— Нет, вот что, Тарханов: парня твоего я выстарывать не буду, — это не мое дело, — а постараюсь разыскать твою потеряху.
— Так хоть потеряху-то разыщи, в. б! Мне ты одно сделай: либо парня оставь, либо, коли не хошь, так деньги мне возвороти: половина моя, а половина твоя, вот что!.. А боле мне парня-то жаль, потому — смиреный… и работник! Мне бы ведь что? Ноне, сказывают, солдатам житье стало лучше, чем во крестьянстве. До того хуже каторги было, а ноне — солдаты выходят, так сказывают — не хуже поселенья… Дородно бы так, буде не врут! Да парень-от он у меня золотой работник! Что я без него?
— Да он всем здоров?
— Всем, всем, в. б.! слава Те, Господи!
Мужик перекрестился.
— Ну, может быть, он неправильно на очередь поставлен?
— Как не по правилу? — По правилу: пожалиться ни на кого нельзя! Только смирен шибко… Какой он воин!
— Ну, так расскажи же мне, как у тебя потеряха случилась; а о сыне не хлопочи, чтобы хуже чего не было.
— Ты думаешь, самого не залобанили[58] бы?

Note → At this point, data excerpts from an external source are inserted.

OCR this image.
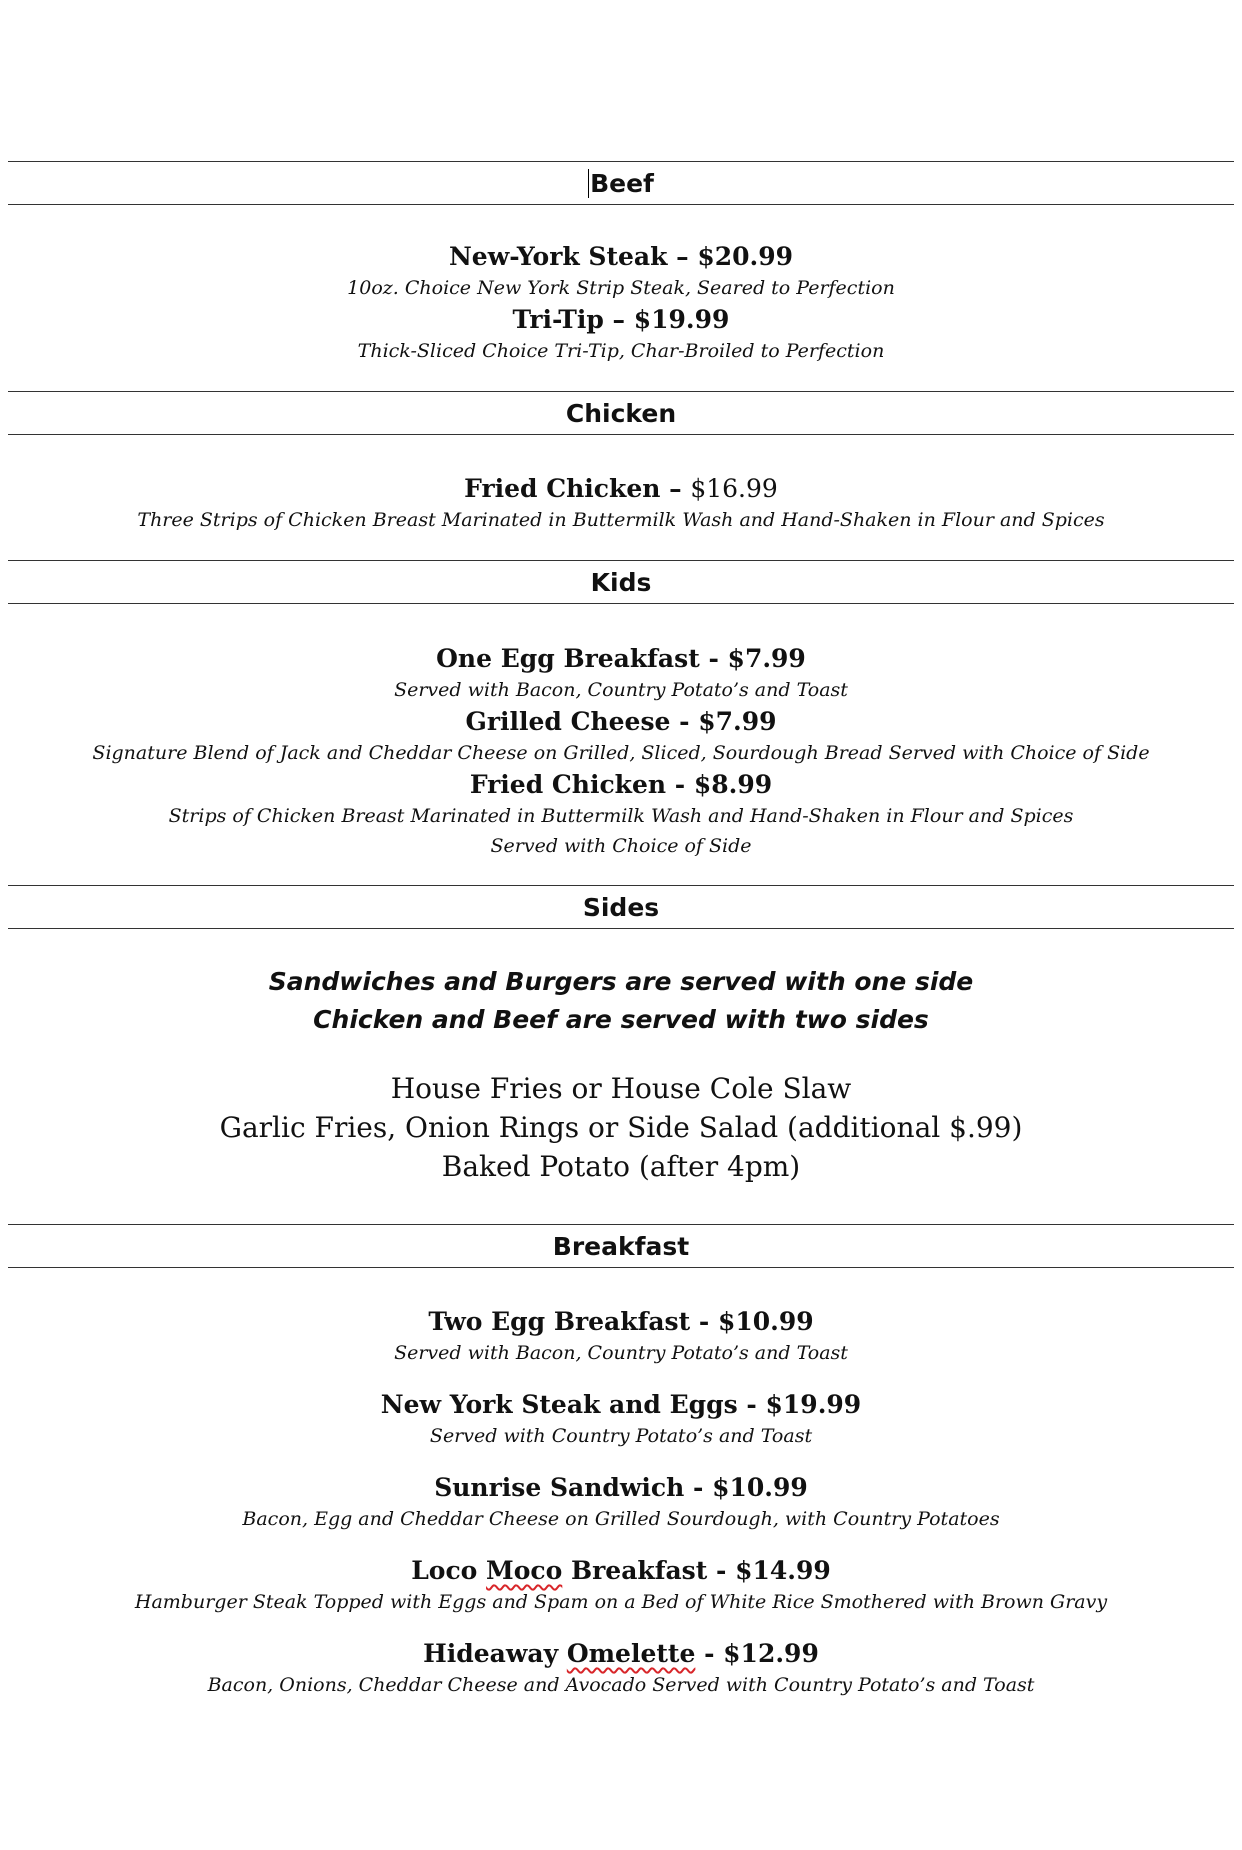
Beef
New-York Steak – $20.99
10oz. Choice New York Strip Steak, Seared to Perfection
Tri-Tip – $19.99
Thick-Sliced Choice Tri-Tip, Char-Broiled to Perfection
Chicken
Fried Chicken – $16.99
Three Strips of Chicken Breast Marinated in Buttermilk Wash and Hand-Shaken in Flour and Spices
Kids
One Egg Breakfast - $7.99
Served with Bacon, Country Potato’s and Toast
Grilled Cheese - $7.99
Signature Blend of Jack and Cheddar Cheese on Grilled, Sliced, Sourdough Bread Served with Choice of Side
Fried Chicken - $8.99
Strips of Chicken Breast Marinated in Buttermilk Wash and Hand-Shaken in Flour and Spices
Served with Choice of Side
Sides
Sandwiches and Burgers are served with one side
Chicken and Beef are served with two sides
House Fries or House Cole Slaw
Garlic Fries, Onion Rings or Side Salad (additional $.99)
Baked Potato (after 4pm)
Breakfast
Two Egg Breakfast - $10.99
Served with Bacon, Country Potato’s and Toast
New York Steak and Eggs - $19.99
Served with Country Potato’s and Toast
Sunrise Sandwich - $10.99
Bacon, Egg and Cheddar Cheese on Grilled Sourdough, with Country Potatoes
Loco Moco Breakfast - $14.99
Hamburger Steak Topped with Eggs and Spam on a Bed of White Rice Smothered with Brown Gravy
Hideaway Omelette - $12.99
Bacon, Onions, Cheddar Cheese and Avocado Served with Country Potato’s and Toast
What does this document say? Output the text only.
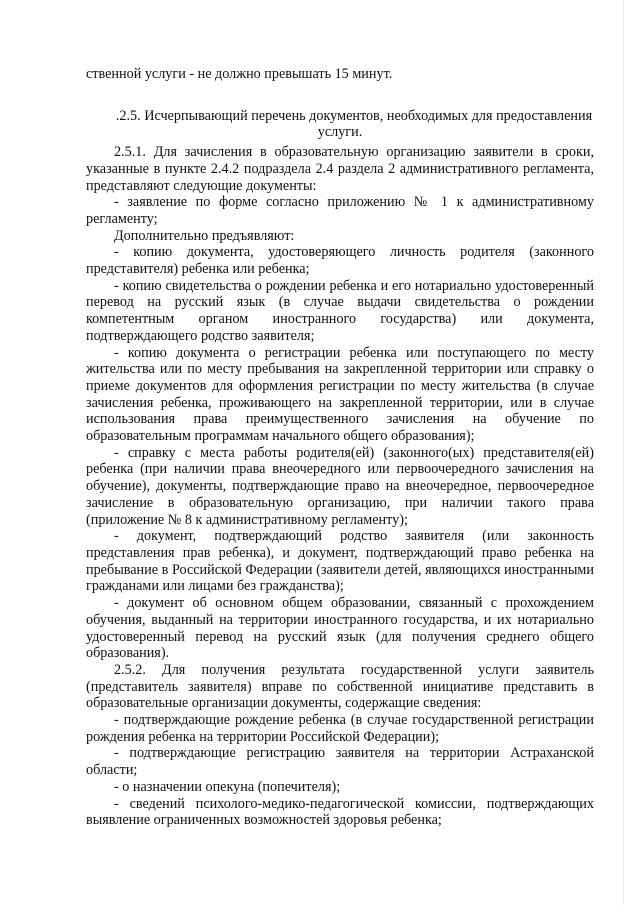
ственной услуги - не должно превышать 15 минут.

.2.5. Исчерпывающий перечень документов, необходимых для предоставления услуги.

2.5.1. Для зачисления в образовательную организацию заявители в сроки, указанные в пункте 2.4.2 подраздела 2.4 раздела 2 административного регламента, представляют следующие документы:

- заявление по форме согласно приложению № 1 к административному регламенту;

Дополнительно предъявляют:

- копию документа, удостоверяющего личность родителя (законного представителя) ребенка или ребенка;

- копию свидетельства о рождении ребенка и его нотариально удостоверенный перевод на русский язык (в случае выдачи свидетельства о рождении компетентным органом иностранного государства) или документа, подтверждающего родство заявителя;

- копию документа о регистрации ребенка или поступающего по месту жительства или по месту пребывания на закрепленной территории или справку о приеме документов для оформления регистрации по месту жительства (в случае зачисления ребенка, проживающего на закрепленной территории, или в случае использования права преимущественного зачисления на обучение по образовательным программам начального общего образования);

- справку с места работы родителя(ей) (законного(ых) представителя(ей) ребенка (при наличии права внеочередного или первоочередного зачисления на обучение), документы, подтверждающие право на внеочередное, первоочередное зачисление в образовательную организацию, при наличии такого права (приложение № 8 к административному регламенту);

- документ, подтверждающий родство заявителя (или законность представления прав ребенка), и документ, подтверждающий право ребенка на пребывание в Российской Федерации (заявители детей, являющихся иностранными гражданами или лицами без гражданства);

- документ об основном общем образовании, связанный с прохождением обучения, выданный на территории иностранного государства, и их нотариально удостоверенный перевод на русский язык (для получения среднего общего образования).

2.5.2. Для получения результата государственной услуги заявитель (представитель заявителя) вправе по собственной инициативе представить в образовательные организации документы, содержащие сведения:

- подтверждающие рождение ребенка (в случае государственной регистрации рождения ребенка на территории Российской Федерации);

- подтверждающие регистрацию заявителя на территории Астраханской области;

- о назначении опекуна (попечителя);

- сведений психолого-медико-педагогической комиссии, подтверждающих выявление ограниченных возможностей здоровья ребенка;
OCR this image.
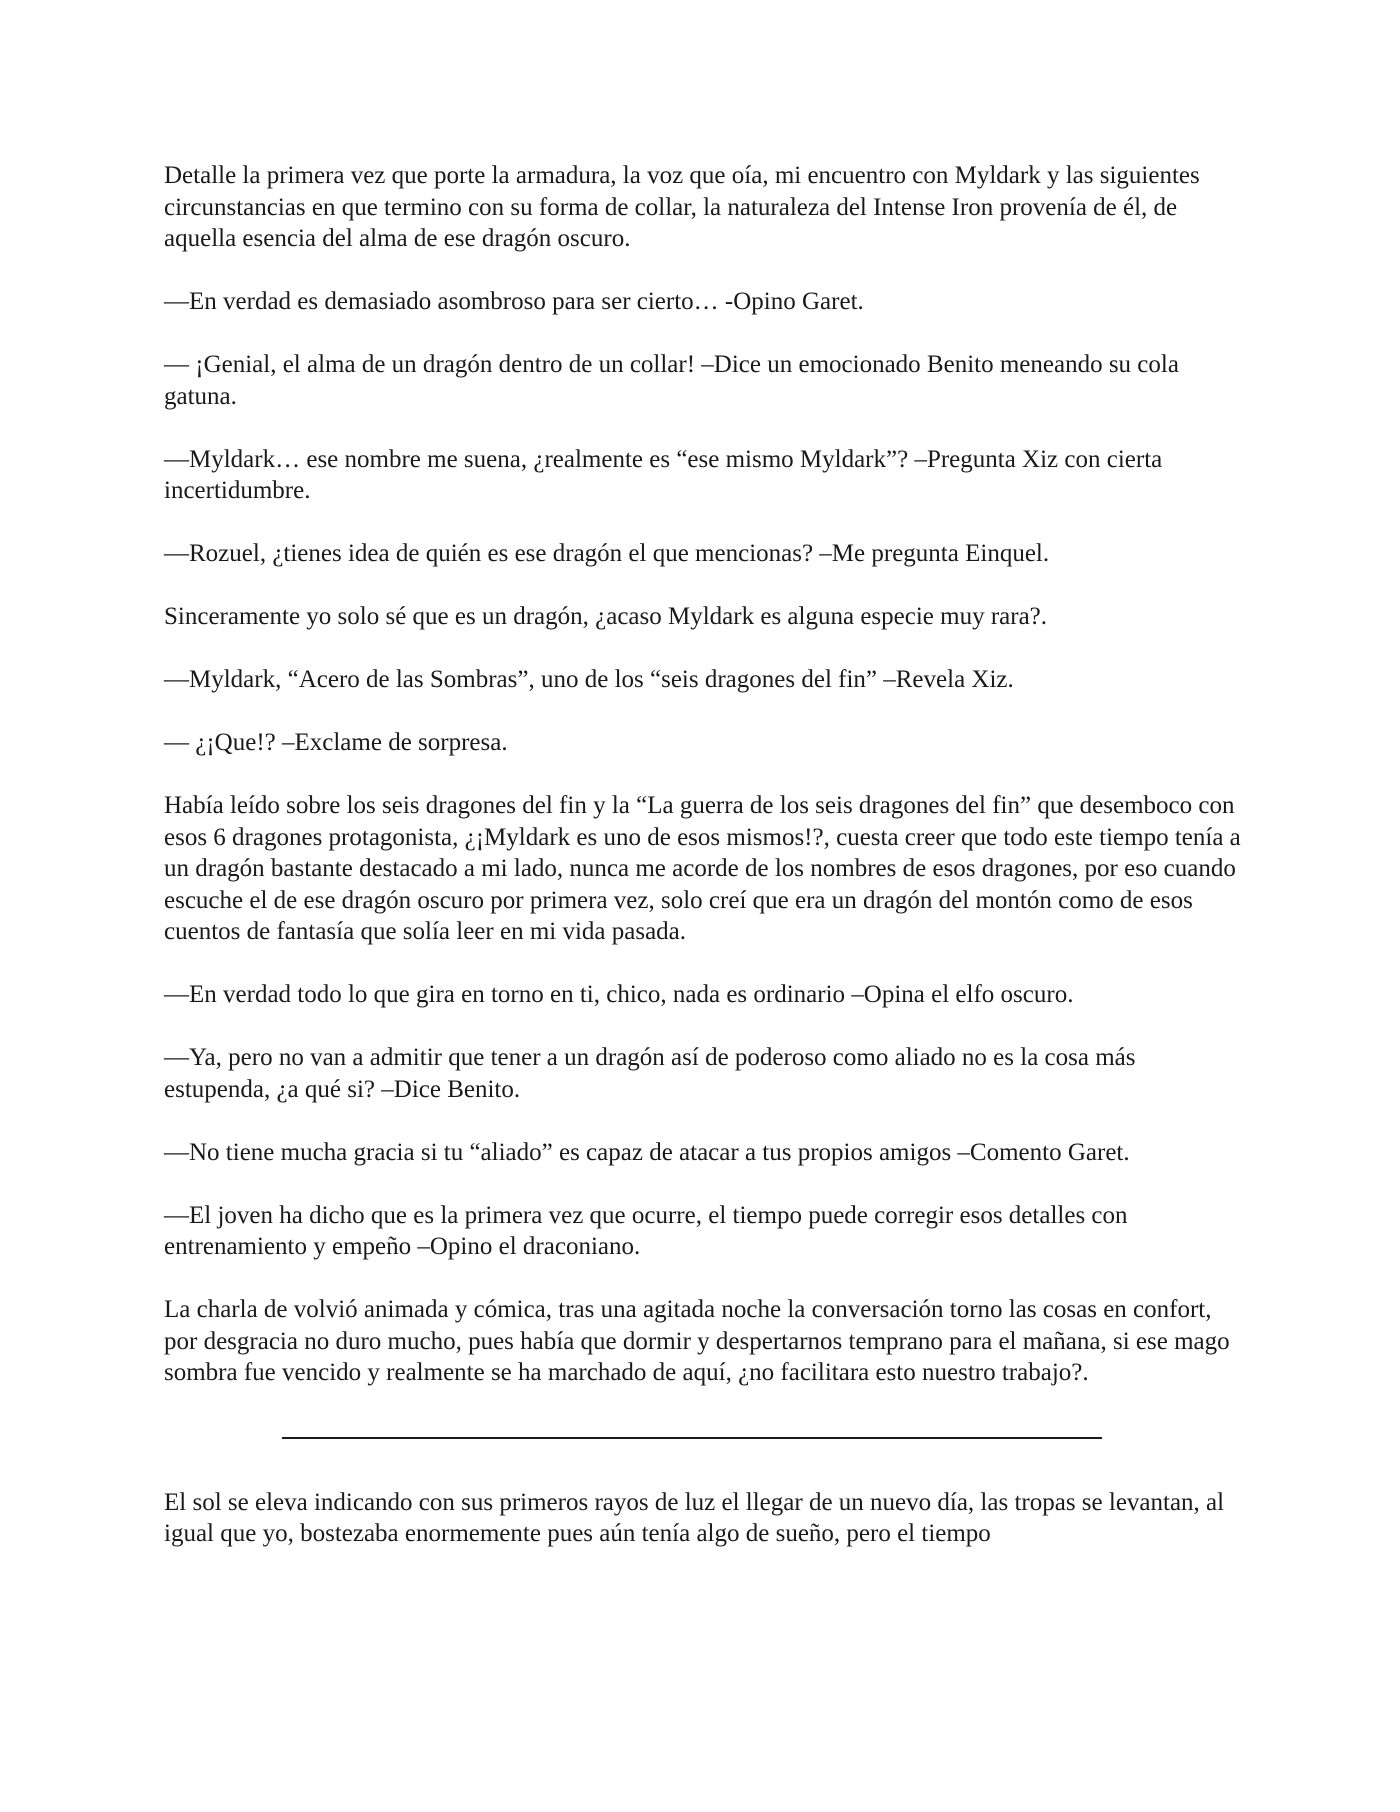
Detalle la primera vez que porte la armadura, la voz que oía, mi encuentro con Myldark y las siguientes circunstancias en que termino con su forma de collar, la naturaleza del Intense Iron provenía de él, de aquella esencia del alma de ese dragón oscuro.

—En verdad es demasiado asombroso para ser cierto… -Opino Garet.

— ¡Genial, el alma de un dragón dentro de un collar! –Dice un emocionado Benito meneando su cola gatuna.

—Myldark… ese nombre me suena, ¿realmente es “ese mismo Myldark”? –Pregunta Xiz con cierta incertidumbre.

—Rozuel, ¿tienes idea de quién es ese dragón el que mencionas? –Me pregunta Einquel.

Sinceramente yo solo sé que es un dragón, ¿acaso Myldark es alguna especie muy rara?.

—Myldark, “Acero de las Sombras”, uno de los “seis dragones del fin” –Revela Xiz.

— ¿¡Que!? –Exclame de sorpresa.

Había leído sobre los seis dragones del fin y la “La guerra de los seis dragones del fin” que desemboco con esos 6 dragones protagonista, ¿¡Myldark es uno de esos mismos!?, cuesta creer que todo este tiempo tenía a un dragón bastante destacado a mi lado, nunca me acorde de los nombres de esos dragones, por eso cuando escuche el de ese dragón oscuro por primera vez, solo creí que era un dragón del montón como de esos cuentos de fantasía que solía leer en mi vida pasada.

—En verdad todo lo que gira en torno en ti, chico, nada es ordinario –Opina el elfo oscuro.

—Ya, pero no van a admitir que tener a un dragón así de poderoso como aliado no es la cosa más estupenda, ¿a qué si? –Dice Benito.

—No tiene mucha gracia si tu “aliado” es capaz de atacar a tus propios amigos –Comento Garet.

—El joven ha dicho que es la primera vez que ocurre, el tiempo puede corregir esos detalles con entrenamiento y empeño –Opino el draconiano.

La charla de volvió animada y cómica, tras una agitada noche la conversación torno las cosas en confort, por desgracia no duro mucho, pues había que dormir y despertarnos temprano para el mañana, si ese mago sombra fue vencido y realmente se ha marchado de aquí, ¿no facilitara esto nuestro trabajo?.

El sol se eleva indicando con sus primeros rayos de luz el llegar de un nuevo día, las tropas se levantan, al igual que yo, bostezaba enormemente pues aún tenía algo de sueño, pero el tiempo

— Нет, не то: а зачем взятки даешь?
— Да ведь не я один даю, в. б!.. Все дают.
— Да зачем даете?
— А как не давать? Люди говорят, что лекарье-то это выстарывает… только дай!
— Пусть так. Только ты дело-то рассказывай.
— Вишь ты, в. б. Тебе-то что? А мне-то каково… все про свое горе рассказывать? Колькой раз я рассказываю, а помочи ни с которой стороны нет… Как бы знал я это ране, в. б., так отпел бы молебну Матушке Пресвятой Богородице, благословил бы парня, сказал бы ему: «Иди, служи Царю верой и правдой; да как воевать будешь, — не обидь крещеных… помни отца и матерь». Вот бы что я сделал, в. б! А тут? Легче бы мне было живому в могилу легчи; лучше бы мне в каторгу угодить… там бы сердце не болело так! Коли есть у тебя дети, в. б., так пожалей ты меня бедного! Нельзя ли как выстарать?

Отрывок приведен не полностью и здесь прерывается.